Платья, много платьев в шкафу – бархат, шелк, органза, саржевые юбки в которых кружатся, ситец, который немного скрипит, если зажать его между губами, и вкус такой плотный и старый. Сцена с одеждой завораживает. Материи переливаются, оставляют на коже ощущение превосходства над холодом, красотой и уродством. Грубые холщевые полотенца растирают кожу до красноты, махровые простыни оставляют отпечаток на щеке после долгого сна, а сначала такие мягкие и убаюкивающие. В шелковых рубашках трепещет ветер, а тяжелые юбки-солнца кружат пространство. В определенный момент никто больше не заботится о тканях и начинается полет материи. Материализм превращается в натурализм, в природную структуру (человеческого тела). Мне нравится, когда меня приближают к природе, к первоисточнику. В такие моменты открываются иные глаза и начинают говорить другие губы. Я понимаю, насколько бессмысленна погоня за вещами, я становлюсь сама собой.

Знакомство – это интерлюдия. Это промежуток между открытием своей второй, физической натуры и действием, купание в лучах новых мыслей и ощущений. Открывая для себя другое тело, понимаешь всю бессмысленность попыток познать его полностью и поэтому не устаешь пытаться сделать это вновь и вновь.

Дополнение друг друга – вот что следует после знакомства. Дополни меня здесь, заполни меня там, отними, добавь, стой спокойно, молчи. Мы с Пеппером были как корабль, который стремится уйти в синие морские глубины, но не может, потому что его держит якорь. Канат натянулся до предела, и я увидела все, как есть, в неприкрытом голом веселье. Опустилась на пол в теплое кресло человеческого тела. Была по-дурацки пуста, растеряна. Изумлялась простоте происходящего. Чувствовала недоумение.

«Маленький trip в…», – он напоил меня этими словами, даже не досказав. Истина в черных от вина губах наполнила меня несоответствием мира, его ложной скованностью и вульгарной порочностью. Я понимала, как бессмысленна физическая связь, если нет связи духовной. Упивалась этим чувством.

Так пролетали мгновения, где не оставалось мыслей. Стрелы падали в безликую воду, не оставляя на ней кругов. Поддаваясь метаморфозам сотни раз убегала оттуда, не сделав ни шагу.

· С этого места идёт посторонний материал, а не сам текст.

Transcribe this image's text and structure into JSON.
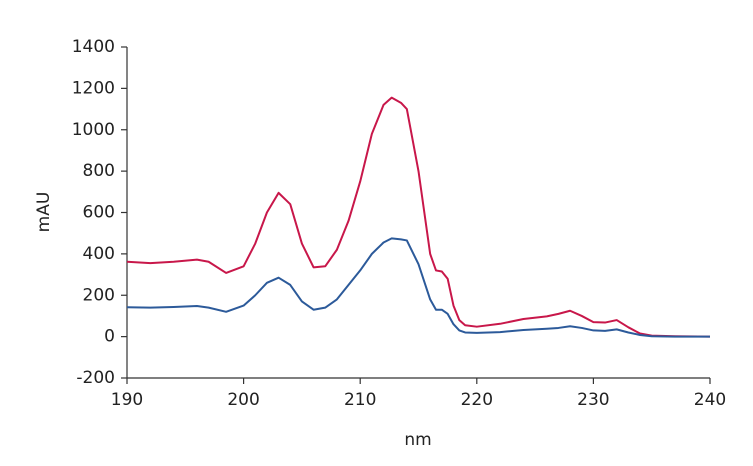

Молчание – наркотик, к которому привыкаешь моментально. Отдаленность, благопристойность, молчание. Холодное дыхание вырывается на волю и толкает снежинки друг к другу плотнее, теснее. Происходит обмен веществ и микроэлементов из воздуха, побывавшего уже в сотнях других легких.

Я молчу, а Пеппер мягко передвигается по ковру в белых кедах. Он – не тот, каким казался мне раньше. Он – сама доброта в расплывшейся улыбке, сама непристойность в улыбке, измеряющей его лицо.

Стенка в проходе между этажами – совершенно обычная стенка в подъезде. Она облупилась, потрескалась как скорлупа, по ней проскользило несколько пар ног, на ней оставили отпечатки лбы и кулаки. Они назвали стенку Марсом. Почему? Не известно. Просто Марс, а на нем марсианские письмена из загогулин, оставленных нашими предшественниками. Три человека на лестничной площадке – я, Пеппер, Боб Марли. Мы вдыхаем обжигающий дым и, после, медленно как кошки выступаем в коридор. Мы – пешки на неправильной шахматной доске и шагаем по желтым квадратам, почти не ступая на черные. Движение гуськом – я отчего-то чувствую себя почти как в больнице. Размахиваю руками, будто режу воздух на пласты, съезжающие вниз, под ноги. По бокам – отсеки квартир, и я знаю, что они пусты. Там нет никого. Есть только одно место в этом доме, где кипит на медленном огне жизнь, где разливается вино по бокалам, где невидимый хоровод голых девушек разносит севрюгу и черные узкие сигары на подносах цвета новорожденного года.

Открываются двери лифта, и мои глаза внимательно съедают образ мужчины. Кто он и чем занимается, я не знаю. Да это и неважно. Он обожает Боба Марли, и принес ему подарок. Вздохи, объятья, неизмеримая радость, синий костюм, ожерелье из деревянных бусин, очки в черной оправе.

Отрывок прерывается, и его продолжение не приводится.